A while back, say a year ago, Miss Miller and I had two conversations. In the first one she explicitly told me—with three examples of desisted friends—that I had to trust her to find out for herself whether she would hold onto to this identity of hers. She said, “If you don’t let me explore this, it will push me further.” In the second conversation, I expressed my terror that when she heads to college, she’ll fall in with a crowd who influences her to hate me, rewrite her family history as “phobic” and abusive, and ultimately cut me out of her life. Her response? “That kind of thing only happens in dysfunctional families.”
How reassuring is that? It almost makes me want to head back over to the comments section and let those busybody moms know—in that tasty passive-aggressive way—that they have dysfunctional families to begin with and that they unwittingly laid the foundation for their kids to fall utterly and completely for the rainbow flag. But I don’t do that. 😇 Those moms have enough pain and extra to spare. Instead I told them that if the worst comes to pass and they were right all along, I will return to apologize and buy them a stiff drink.
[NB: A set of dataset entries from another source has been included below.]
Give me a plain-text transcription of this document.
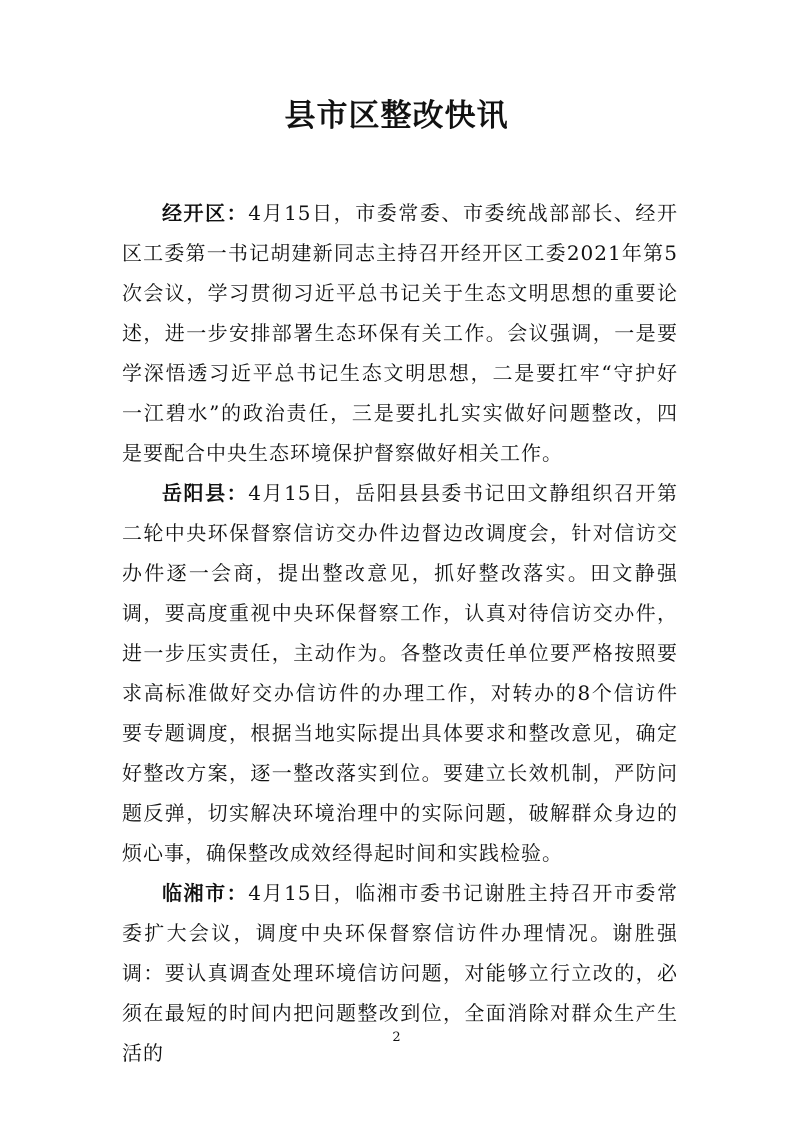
县市区整改快讯

经开区：4月15日，市委常委、市委统战部部长、经开区工委第一书记胡建新同志主持召开经开区工委2021年第5次会议，学习贯彻习近平总书记关于生态文明思想的重要论述，进一步安排部署生态环保有关工作。会议强调，一是要学深悟透习近平总书记生态文明思想，二是要扛牢“守护好一江碧水”的政治责任，三是要扎扎实实做好问题整改，四是要配合中央生态环境保护督察做好相关工作。

岳阳县：4月15日，岳阳县县委书记田文静组织召开第二轮中央环保督察信访交办件边督边改调度会，针对信访交办件逐一会商，提出整改意见，抓好整改落实。田文静强调，要高度重视中央环保督察工作，认真对待信访交办件，进一步压实责任，主动作为。各整改责任单位要严格按照要求高标准做好交办信访件的办理工作，对转办的8个信访件要专题调度，根据当地实际提出具体要求和整改意见，确定好整改方案，逐一整改落实到位。要建立长效机制，严防问题反弹，切实解决环境治理中的实际问题，破解群众身边的烦心事，确保整改成效经得起时间和实践检验。

临湘市：4月15日，临湘市委书记谢胜主持召开市委常委扩大会议，调度中央环保督察信访件办理情况。谢胜强调：要认真调查处理环境信访问题，对能够立行立改的，必须在最短的时间内把问题整改到位，全面消除对群众生产生活的

2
I remain sober and hopeful in the meantime, even though! As this debate brewed at PITT—at the very same time!—Mr. Miller told me that Miss Miller asked him to take her to her first choice college next week for a Pride festival. He showed me the advertisement and I crumbled on the spot. It was just as colorful and demoralizing as you’d imagine. 🤮 From there I headed over to the school’s LGBTQIA++ page to see that yes indeed hormone “therapy” is covered for students who have school health insurance. Panic rose in my throat like an Indonesian tsunami. Maybe those four moms were right—and so soon!
I thought I should revisit that old conversation with Miss Miller just to make sure she still believes that only dysfunctional families become estranged.
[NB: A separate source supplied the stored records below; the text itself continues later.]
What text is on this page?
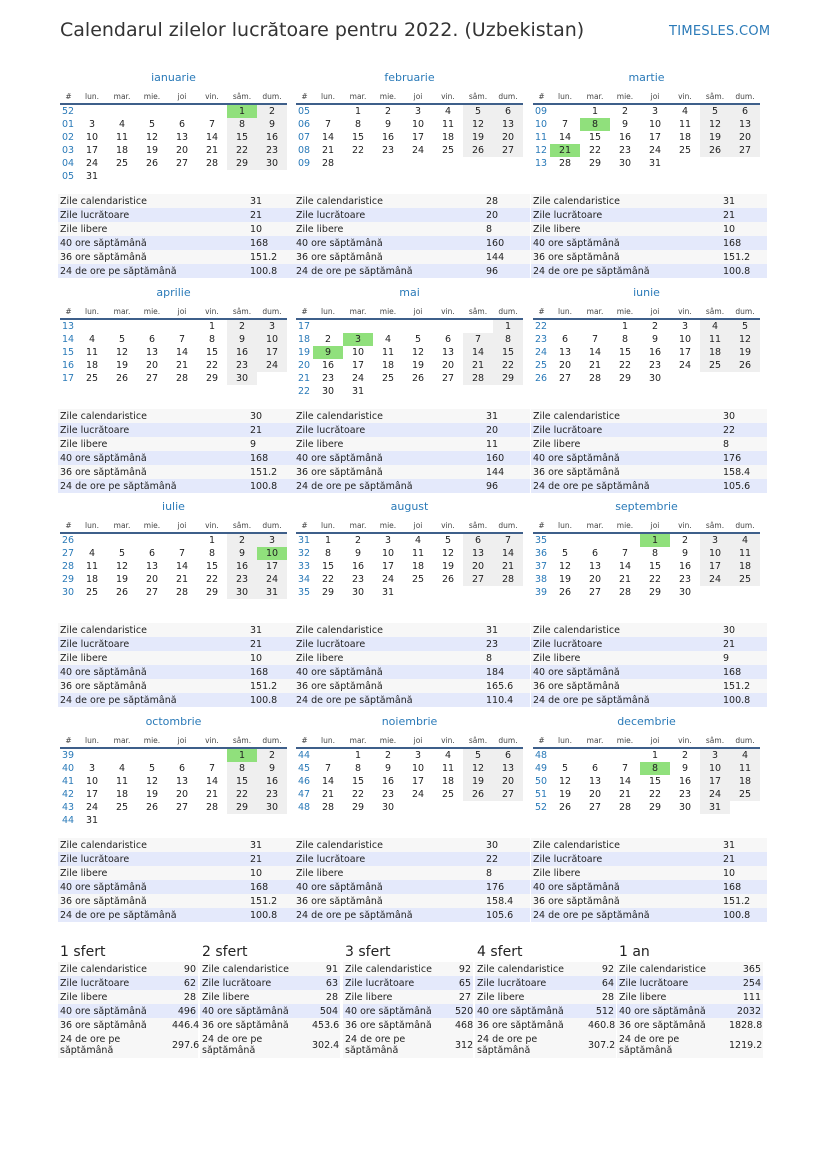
Calendarul zilelor lucrătoare pentru 2022. (Uzbekistan)	TIMESLES.COM
ianuarie
#	lun.	mar.	mie.	joi	vin.	sâm.	dum.
52						1	2
01	3	4	5	6	7	8	9
02	10	11	12	13	14	15	16
03	17	18	19	20	21	22	23
04	24	25	26	27	28	29	30
05	31						
Zile calendaristice	31
Zile lucrătoare	21
Zile libere	10
40 ore săptămână	168
36 ore săptămână	151.2
24 de ore pe săptămână	100.8
februarie
#	lun.	mar.	mie.	joi	vin.	sâm.	dum.
05		1	2	3	4	5	6
06	7	8	9	10	11	12	13
07	14	15	16	17	18	19	20
08	21	22	23	24	25	26	27
09	28						
Zile calendaristice	28
Zile lucrătoare	20
Zile libere	8
40 ore săptămână	160
36 ore săptămână	144
24 de ore pe săptămână	96
martie
#	lun.	mar.	mie.	joi	vin.	sâm.	dum.
09		1	2	3	4	5	6
10	7	8	9	10	11	12	13
11	14	15	16	17	18	19	20
12	21	22	23	24	25	26	27
13	28	29	30	31			
Zile calendaristice	31
Zile lucrătoare	21
Zile libere	10
40 ore săptămână	168
36 ore săptămână	151.2
24 de ore pe săptămână	100.8
aprilie
#	lun.	mar.	mie.	joi	vin.	sâm.	dum.
13					1	2	3
14	4	5	6	7	8	9	10
15	11	12	13	14	15	16	17
16	18	19	20	21	22	23	24
17	25	26	27	28	29	30	
Zile calendaristice	30
Zile lucrătoare	21
Zile libere	9
40 ore săptămână	168
36 ore săptămână	151.2
24 de ore pe săptămână	100.8
mai
#	lun.	mar.	mie.	joi	vin.	sâm.	dum.
17							1
18	2	3	4	5	6	7	8
19	9	10	11	12	13	14	15
20	16	17	18	19	20	21	22
21	23	24	25	26	27	28	29
22	30	31					
Zile calendaristice	31
Zile lucrătoare	20
Zile libere	11
40 ore săptămână	160
36 ore săptămână	144
24 de ore pe săptămână	96
iunie
#	lun.	mar.	mie.	joi	vin.	sâm.	dum.
22			1	2	3	4	5
23	6	7	8	9	10	11	12
24	13	14	15	16	17	18	19
25	20	21	22	23	24	25	26
26	27	28	29	30			
Zile calendaristice	30
Zile lucrătoare	22
Zile libere	8
40 ore săptămână	176
36 ore săptămână	158.4
24 de ore pe săptămână	105.6
iulie
#	lun.	mar.	mie.	joi	vin.	sâm.	dum.
26					1	2	3
27	4	5	6	7	8	9	10
28	11	12	13	14	15	16	17
29	18	19	20	21	22	23	24
30	25	26	27	28	29	30	31
Zile calendaristice	31
Zile lucrătoare	21
Zile libere	10
40 ore săptămână	168
36 ore săptămână	151.2
24 de ore pe săptămână	100.8
august
#	lun.	mar.	mie.	joi	vin.	sâm.	dum.
31	1	2	3	4	5	6	7
32	8	9	10	11	12	13	14
33	15	16	17	18	19	20	21
34	22	23	24	25	26	27	28
35	29	30	31				
Zile calendaristice	31
Zile lucrătoare	23
Zile libere	8
40 ore săptămână	184
36 ore săptămână	165.6
24 de ore pe săptămână	110.4
septembrie
#	lun.	mar.	mie.	joi	vin.	sâm.	dum.
35				1	2	3	4
36	5	6	7	8	9	10	11
37	12	13	14	15	16	17	18
38	19	20	21	22	23	24	25
39	26	27	28	29	30		
Zile calendaristice	30
Zile lucrătoare	21
Zile libere	9
40 ore săptămână	168
36 ore săptămână	151.2
24 de ore pe săptămână	100.8
octombrie
#	lun.	mar.	mie.	joi	vin.	sâm.	dum.
39						1	2
40	3	4	5	6	7	8	9
41	10	11	12	13	14	15	16
42	17	18	19	20	21	22	23
43	24	25	26	27	28	29	30
44	31						
Zile calendaristice	31
Zile lucrătoare	21
Zile libere	10
40 ore săptămână	168
36 ore săptămână	151.2
24 de ore pe săptămână	100.8
noiembrie
#	lun.	mar.	mie.	joi	vin.	sâm.	dum.
44		1	2	3	4	5	6
45	7	8	9	10	11	12	13
46	14	15	16	17	18	19	20
47	21	22	23	24	25	26	27
48	28	29	30				
Zile calendaristice	30
Zile lucrătoare	22
Zile libere	8
40 ore săptămână	176
36 ore săptămână	158.4
24 de ore pe săptămână	105.6
decembrie
#	lun.	mar.	mie.	joi	vin.	sâm.	dum.
48				1	2	3	4
49	5	6	7	8	9	10	11
50	12	13	14	15	16	17	18
51	19	20	21	22	23	24	25
52	26	27	28	29	30	31	
Zile calendaristice	31
Zile lucrătoare	21
Zile libere	10
40 ore săptămână	168
36 ore săptămână	151.2
24 de ore pe săptămână	100.8
1 sfert
Zile calendaristice	90
Zile lucrătoare	62
Zile libere	28
40 ore săptămână	496
36 ore săptămână	446.4
24 de ore pe săptămână	297.6
2 sfert
Zile calendaristice	91
Zile lucrătoare	63
Zile libere	28
40 ore săptămână	504
36 ore săptămână	453.6
24 de ore pe săptămână	302.4
3 sfert
Zile calendaristice	92
Zile lucrătoare	65
Zile libere	27
40 ore săptămână	520
36 ore săptămână	468
24 de ore pe săptămână	312
4 sfert
Zile calendaristice	92
Zile lucrătoare	64
Zile libere	28
40 ore săptămână	512
36 ore săptămână	460.8
24 de ore pe săptămână	307.2
1 an
Zile calendaristice	365
Zile lucrătoare	254
Zile libere	111
40 ore săptămână	2032
36 ore săptămână	1828.8
24 de ore pe săptămână	1219.2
Talk Mommy down from the ledge, baby!
But then something weird and maybe good happened. I remembered our first conversation, the one where she pleaded with me to trust her. And echos of that line from the Tao soothed my exhausted head:
If you don’t trust the people, you make them untrustworthy.
It was true two-thousand years ago and it’s true now. Remember, I’m not here to stir the pot. Just to make sense of it. To learn from it. To grow and enlighten myself, regardless of what everyone else is doing in the stew.
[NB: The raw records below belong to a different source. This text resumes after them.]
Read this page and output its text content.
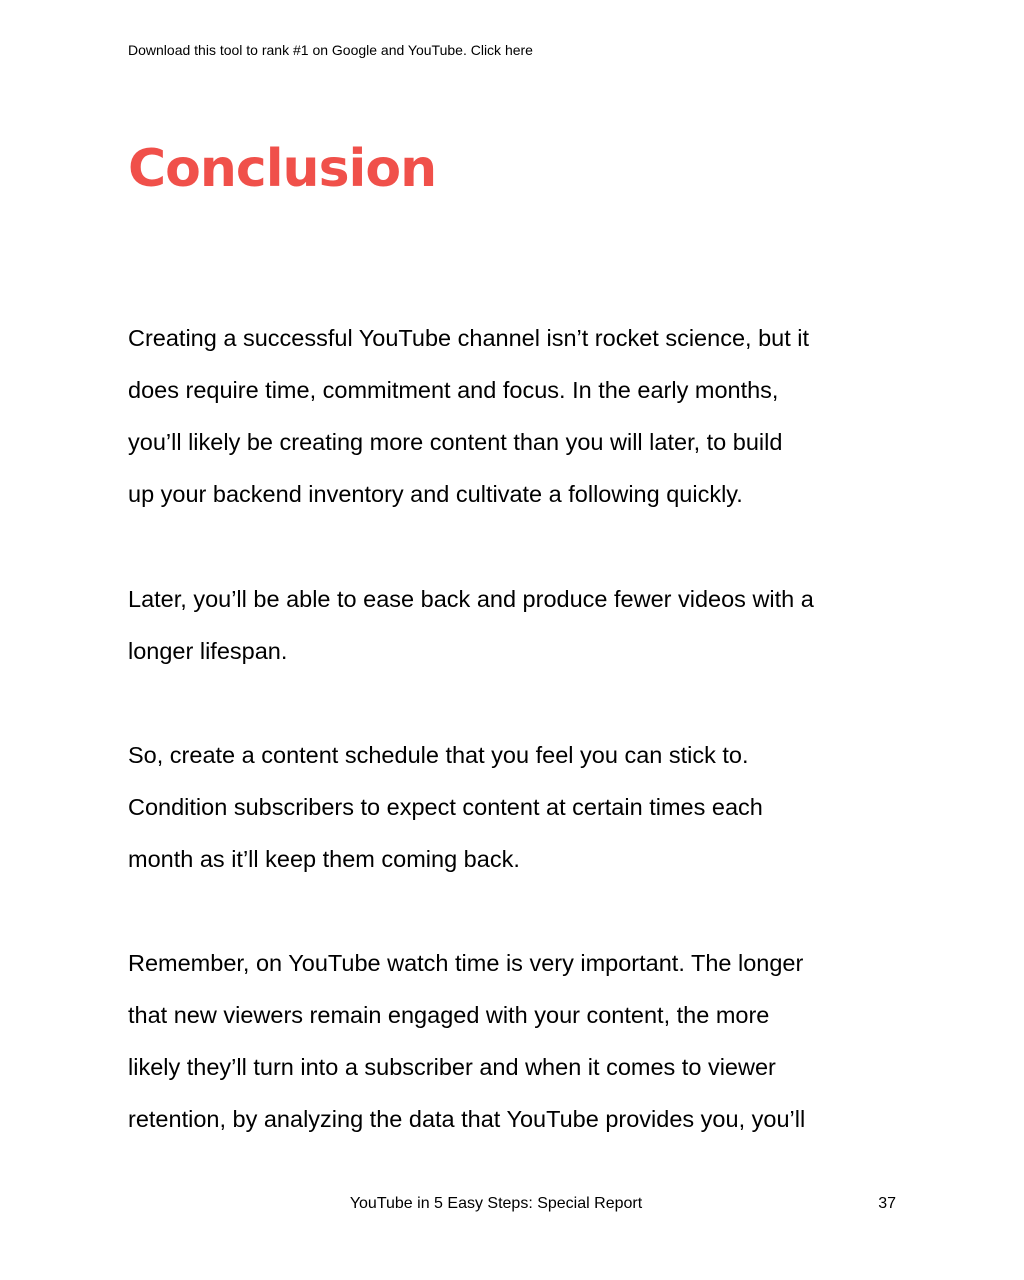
Download this tool to rank #1 on Google and YouTube. Click here
Conclusion

Creating a successful YouTube channel isn’t rocket science, but it
does require time, commitment and focus. In the early months,
you’ll likely be creating more content than you will later, to build
up your backend inventory and cultivate a following quickly.

Later, you’ll be able to ease back and produce fewer videos with a
longer lifespan.

So, create a content schedule that you feel you can stick to.
Condition subscribers to expect content at certain times each
month as it’ll keep them coming back.

Remember, on YouTube watch time is very important. The longer
that new viewers remain engaged with your content, the more
likely they’ll turn into a subscriber and when it comes to viewer
retention, by analyzing the data that YouTube provides you, you’ll

YouTube in 5 Easy Steps: Special Report	37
Trying to control the future is like trying to take the master carpenter’s place. When you handle the master carpenter’s tools, chances are that you’ll cut yourself.
And so we agreed for Mr. Miller to take her to this event. Refusing would be an attempt to control her. Also, it will give my husband the chance to gauge Miss Miller’s current identity and plans in a gentle open way that I am not capable of right now. Which is why she didn’t ask me to take her to that godawful thing. She knows just how I feel.
And still she loves me.
💜
I just love that you heard the cautionary echoes of Miss Miller and the Tao and had the guts to LISTEN to their prompts. That holding back is the hardest path to parse out...so counter-intuitive, especially in the realm of parenting, when so much feels at stake. Three cheers for your brilliant, courageous boundary detection and protection.👊🏻👊🏻👊🏻
Amen Mrs. Miller. I think you are wise and brave. Thanks for your writings, they are very fortifying and have helped me have confidence in my instincts as a mother to know what is best for our family.